SCBuergel · May 19, 2025, 4:31pm

I appreciate the effort towards increased resilience here again. But I’m not sure if what is proposed is actually realistic.

What I would like to see play out is end-users are able to run their own RPC servers that follow head and store the vast majority of all interesting state on Ethereum.

Yes, that aligns with censorship resistance, but I doubt it’s the realistic outcome. What would that look like in practice? Ideally, every wallet would run a local reduced-state node - think “Mist, but scalable.” But that shifts an even heavier burden onto full nodes, which would then have to:

Lookup light-client proof data → increased storage (read) load
Generate the light-client proof → increased compute load
Relay the light-client proof over the network → increased bandwidth and connection load

I’d love to see performance estimates, but depending on rollout, you could easily end up with partial-state nodes outnumbering full nodes by more than 1,000x (assuming one wallet per reduced-state node).

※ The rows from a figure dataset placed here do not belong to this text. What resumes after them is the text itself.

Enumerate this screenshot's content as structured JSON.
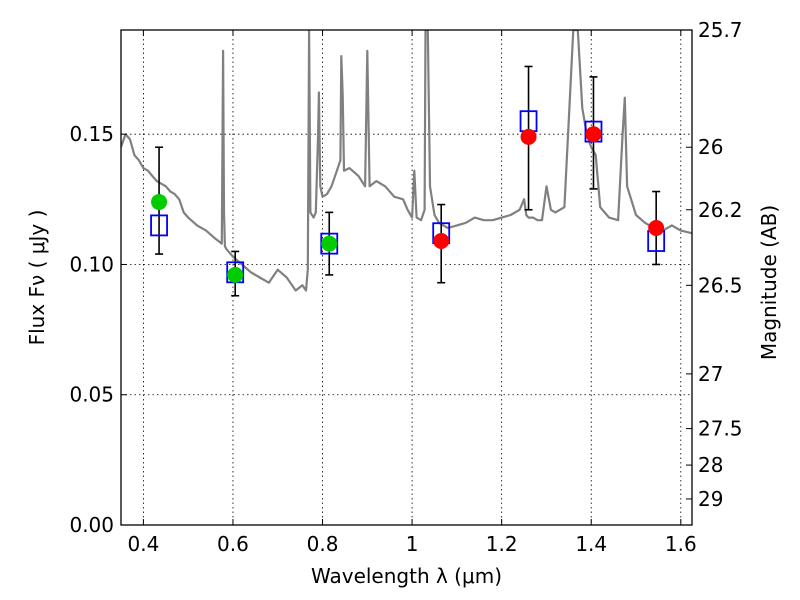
{
  "chart_data": {
    "type": "scatter",
    "xlabel": "Wavelength  λ (μm)",
    "ylabel": "Flux  Fν  ( μJy )",
    "ylabel_right": "Magnitude (AB)",
    "xlim": [
      0.35,
      1.625
    ],
    "ylim": [
      0.0,
      0.19
    ],
    "grid": true,
    "x_ticks": [
      0.4,
      0.6,
      0.8,
      1.0,
      1.2,
      1.4,
      1.6
    ],
    "x_tick_labels": [
      "0.4",
      "0.6",
      "0.8",
      "1",
      "1.2",
      "1.4",
      "1.6"
    ],
    "y_ticks": [
      0.0,
      0.05,
      0.1,
      0.15
    ],
    "y_tick_labels": [
      "0.00",
      "0.05",
      "0.10",
      "0.15"
    ],
    "right_ticks": [
      {
        "label": "25.7",
        "flux": 0.19
      },
      {
        "label": "26",
        "flux": 0.145
      },
      {
        "label": "26.2",
        "flux": 0.121
      },
      {
        "label": "26.5",
        "flux": 0.092
      },
      {
        "label": "27",
        "flux": 0.058
      },
      {
        "label": "27.5",
        "flux": 0.037
      },
      {
        "label": "28",
        "flux": 0.023
      },
      {
        "label": "29",
        "flux": 0.01
      }
    ],
    "series": [
      {
        "color": "#00cc00",
        "marker": "circle",
        "x": [
          0.435,
          0.605,
          0.815
        ],
        "y": [
          0.124,
          0.096,
          0.108
        ]
      },
      {
        "color": "#ff0000",
        "marker": "circle",
        "x": [
          1.065,
          1.26,
          1.405,
          1.545
        ],
        "y": [
          0.109,
          0.149,
          0.15,
          0.114
        ]
      },
      {
        "color": "#0000ff",
        "marker": "open-square",
        "x": [
          0.435,
          0.605,
          0.815,
          1.065,
          1.26,
          1.405,
          1.545
        ],
        "y": [
          0.115,
          0.097,
          0.108,
          0.112,
          0.155,
          0.151,
          0.109
        ]
      }
    ],
    "error_bars": [
      {
        "x": 0.435,
        "low": 0.104,
        "high": 0.145
      },
      {
        "x": 0.605,
        "low": 0.088,
        "high": 0.105
      },
      {
        "x": 0.815,
        "low": 0.096,
        "high": 0.12
      },
      {
        "x": 1.065,
        "low": 0.093,
        "high": 0.123
      },
      {
        "x": 1.26,
        "low": 0.121,
        "high": 0.176
      },
      {
        "x": 1.405,
        "low": 0.129,
        "high": 0.172
      },
      {
        "x": 1.545,
        "low": 0.1,
        "high": 0.128
      }
    ],
    "template_spectrum": {
      "color": "#808080",
      "x": [
        0.35,
        0.36,
        0.37,
        0.38,
        0.39,
        0.4,
        0.41,
        0.42,
        0.43,
        0.44,
        0.45,
        0.46,
        0.47,
        0.48,
        0.49,
        0.5,
        0.52,
        0.54,
        0.56,
        0.575,
        0.578,
        0.58,
        0.582,
        0.585,
        0.6,
        0.62,
        0.64,
        0.66,
        0.68,
        0.7,
        0.72,
        0.74,
        0.755,
        0.763,
        0.767,
        0.77,
        0.773,
        0.78,
        0.785,
        0.79,
        0.792,
        0.795,
        0.8,
        0.81,
        0.82,
        0.83,
        0.84,
        0.842,
        0.845,
        0.848,
        0.86,
        0.88,
        0.895,
        0.9,
        0.905,
        0.92,
        0.94,
        0.96,
        0.98,
        0.99,
        1.0,
        1.005,
        1.01,
        1.02,
        1.028,
        1.03,
        1.035,
        1.04,
        1.05,
        1.06,
        1.08,
        1.1,
        1.12,
        1.14,
        1.16,
        1.18,
        1.2,
        1.22,
        1.24,
        1.25,
        1.255,
        1.26,
        1.27,
        1.28,
        1.29,
        1.3,
        1.31,
        1.32,
        1.34,
        1.36,
        1.37,
        1.38,
        1.39,
        1.4,
        1.41,
        1.42,
        1.44,
        1.46,
        1.47,
        1.475,
        1.48,
        1.5,
        1.52,
        1.54,
        1.56,
        1.58,
        1.6,
        1.625
      ],
      "y": [
        0.145,
        0.15,
        0.148,
        0.142,
        0.14,
        0.137,
        0.136,
        0.134,
        0.132,
        0.131,
        0.13,
        0.128,
        0.127,
        0.125,
        0.12,
        0.118,
        0.115,
        0.113,
        0.11,
        0.108,
        0.182,
        0.12,
        0.107,
        0.106,
        0.103,
        0.1,
        0.097,
        0.095,
        0.093,
        0.098,
        0.095,
        0.09,
        0.092,
        0.09,
        0.098,
        0.19,
        0.12,
        0.118,
        0.12,
        0.15,
        0.166,
        0.13,
        0.126,
        0.127,
        0.13,
        0.135,
        0.14,
        0.18,
        0.165,
        0.136,
        0.137,
        0.134,
        0.13,
        0.182,
        0.13,
        0.132,
        0.13,
        0.126,
        0.125,
        0.121,
        0.118,
        0.136,
        0.118,
        0.117,
        0.121,
        0.19,
        0.19,
        0.13,
        0.119,
        0.116,
        0.114,
        0.115,
        0.116,
        0.118,
        0.117,
        0.117,
        0.118,
        0.119,
        0.121,
        0.125,
        0.119,
        0.118,
        0.118,
        0.117,
        0.117,
        0.13,
        0.121,
        0.12,
        0.122,
        0.19,
        0.19,
        0.16,
        0.15,
        0.145,
        0.142,
        0.122,
        0.118,
        0.117,
        0.15,
        0.164,
        0.13,
        0.119,
        0.116,
        0.114,
        0.113,
        0.115,
        0.113,
        0.112
      ]
    }
  }
}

That alone could bottleneck full nodes. And network load isn’t just about bandwidth - it’s also about how many concurrent connections a node can handle.

With all that extra work, why would full-node operators participate? We’ve managed so far with only a few light nodes freeloading on existing full nodes, but that dynamic would break once most Ethereum users run light clients.

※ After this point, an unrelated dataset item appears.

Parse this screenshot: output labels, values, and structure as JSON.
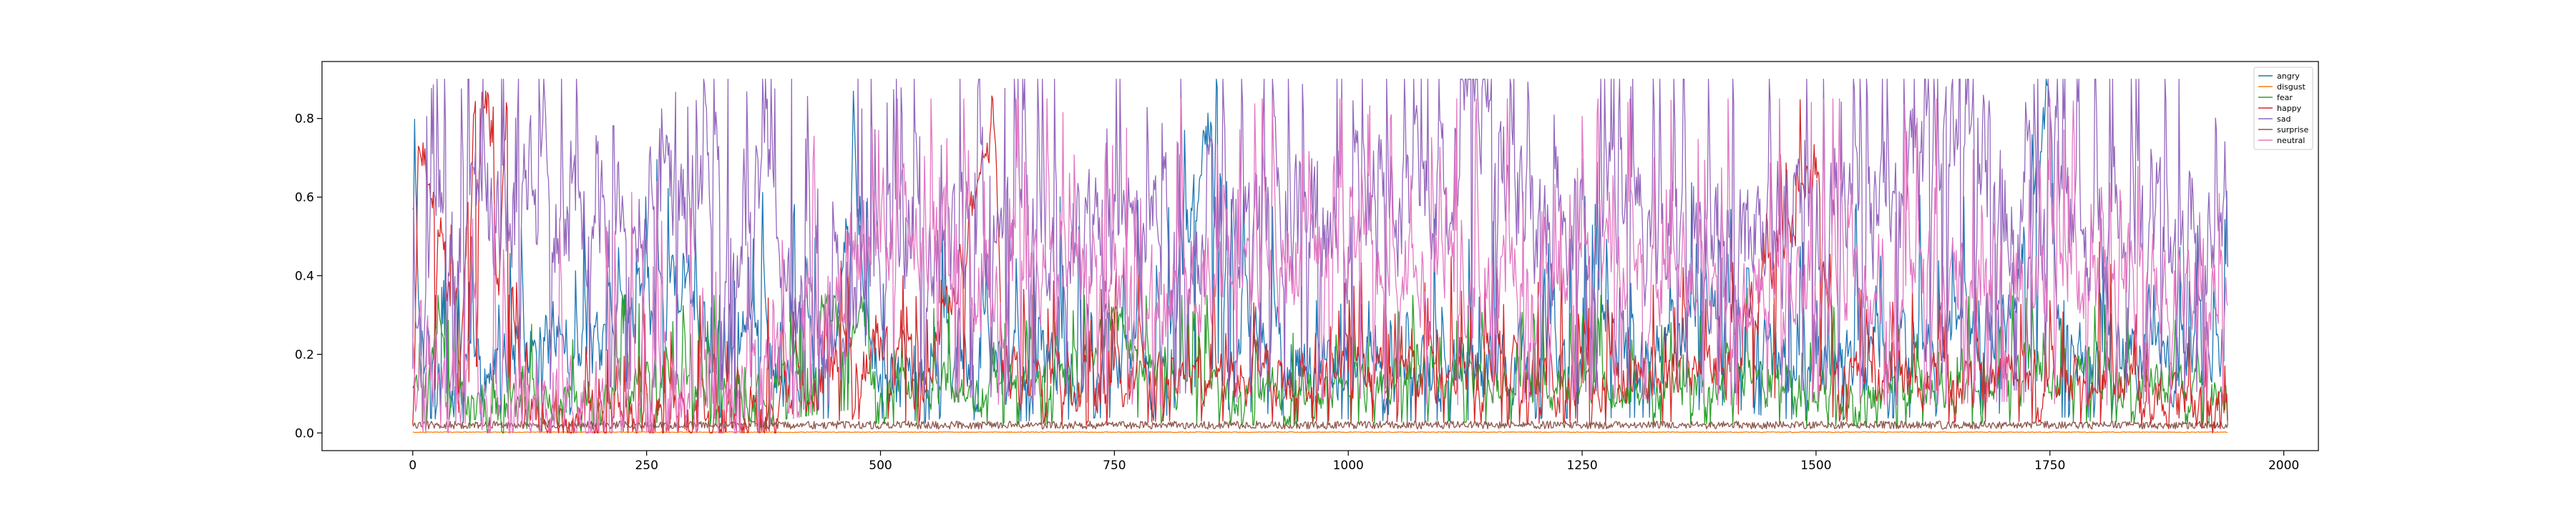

Maybe I’m off base here - it all depends on how this is rolled out and adopted. I’m curious what @vbuterin envisions in practice, since that will determine what additional systems - like a dedicated light-client proof-data layer - we might need to design, build, and incentivize.

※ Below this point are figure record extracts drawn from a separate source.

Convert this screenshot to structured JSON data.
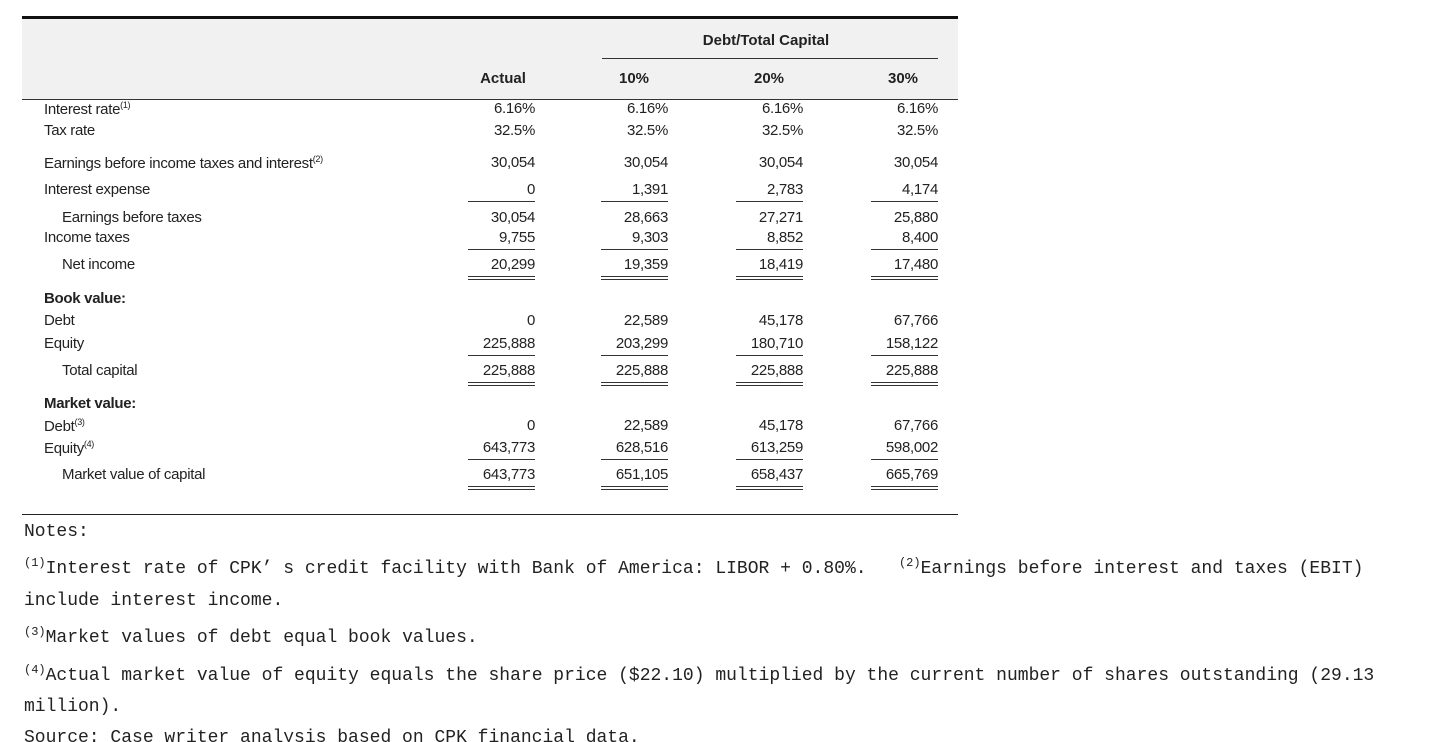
{
  "table": {
    "group_header": "Debt/Total Capital",
    "columns": [
      "Actual",
      "10%",
      "20%",
      "30%"
    ],
    "rows": [
      {
        "label": "Interest rate",
        "note": "(1)",
        "values": [
          "6.16%",
          "6.16%",
          "6.16%",
          "6.16%"
        ]
      },
      {
        "label": "Tax rate",
        "values": [
          "32.5%",
          "32.5%",
          "32.5%",
          "32.5%"
        ]
      },
      {
        "label": "Earnings before income taxes and interest",
        "note": "(2)",
        "values": [
          "30,054",
          "30,054",
          "30,054",
          "30,054"
        ]
      },
      {
        "label": "Interest expense",
        "values": [
          "0",
          "1,391",
          "2,783",
          "4,174"
        ]
      },
      {
        "label": "Earnings before taxes",
        "values": [
          "30,054",
          "28,663",
          "27,271",
          "25,880"
        ]
      },
      {
        "label": "Income taxes",
        "values": [
          "9,755",
          "9,303",
          "8,852",
          "8,400"
        ]
      },
      {
        "label": "Net income",
        "values": [
          "20,299",
          "19,359",
          "18,419",
          "17,480"
        ]
      },
      {
        "label": "Book value:"
      },
      {
        "label": "Debt",
        "values": [
          "0",
          "22,589",
          "45,178",
          "67,766"
        ]
      },
      {
        "label": "Equity",
        "values": [
          "225,888",
          "203,299",
          "180,710",
          "158,122"
        ]
      },
      {
        "label": "Total capital",
        "values": [
          "225,888",
          "225,888",
          "225,888",
          "225,888"
        ]
      },
      {
        "label": "Market value:"
      },
      {
        "label": "Debt",
        "note": "(3)",
        "values": [
          "0",
          "22,589",
          "45,178",
          "67,766"
        ]
      },
      {
        "label": "Equity",
        "note": "(4)",
        "values": [
          "643,773",
          "628,516",
          "613,259",
          "598,002"
        ]
      },
      {
        "label": "Market value of capital",
        "values": [
          "643,773",
          "651,105",
          "658,437",
          "665,769"
        ]
      }
    ]
  },
  "notes": {
    "title": "Notes:",
    "paragraphs": [
      [
        {
          "marker": "(1)",
          "text": "Interest rate of CPK’ s credit facility with Bank of America: LIBOR + 0.80%."
        },
        {
          "marker": "(2)",
          "text": "Earnings before interest and taxes (EBIT) include interest income."
        }
      ],
      [
        {
          "marker": "(3)",
          "text": "Market values of debt equal book values."
        }
      ],
      [
        {
          "marker": "(4)",
          "text": "Actual market value of equity equals the share price ($22.10) multiplied by the current number of shares outstanding (29.13 million)."
        }
      ]
    ],
    "source": "Source: Case writer analysis based on CPK financial data."
  }
}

soispoke · May 19, 2025, 4:41pm

If FOCIL includers don’t store (or query, or verify a proof) the validity-only state (balance and nonce basically), they can’t know which transactions should be kept or pruned in the mempool, which means an attacker can easily spam the mempool with a lot of invalid transactions, that would then end up in ILs and crowd out valid ones.

In practice they can definitely choose not to hold state if they don’t want to, but then they wouldn’t be able to participate in FOCIL and propose “good”, relevant ILs. If we don’t assume all nodes will want to participate in FOCIL (which is fair, it’s just a departure from the model we have today where all participating nodes running an EL client maintain the public mempool according to the exact same rules), then FOCIL should probably opt-in, and FOCIL nodes should be cleanly separated from other nodes performing other duties (e.g., Attester-Includer Separation) in the future. But then they might need incentives with either fees, or issuance. This is a topic we’re actively exploring but it’s very tricky find a simple, incentive compatible solution there.

MedardDuffy · May 19, 2025, 7:24pm

For persistent storage to survive in a decentralized system, the erasure code needs to be composable and decentralized, i.e. RLNC. One-time use codes like RS will lead to loss of ability to recover the data because nodes come and leave.

F.H.P. Fitzek, Toth, T., Szabados, A., Pedersen, M.V., Lucani, D.E., Sipos, M., Charaf, H., and Médard, M., “Implementation and Performance Evaluation of Distributed Cloud Storage Solutions using Random Linear Network Coding," IEEE CoCoNet 2014

V. Abdrashitov and Médard, M., “Durable Network Coded Distributed Storage," Allerton 2015

V. Abdrashitov and Médard, M., “Staying Alive - Network Coding for Data Persistence in Volatile Networks," invited paper, Asilomar 2016.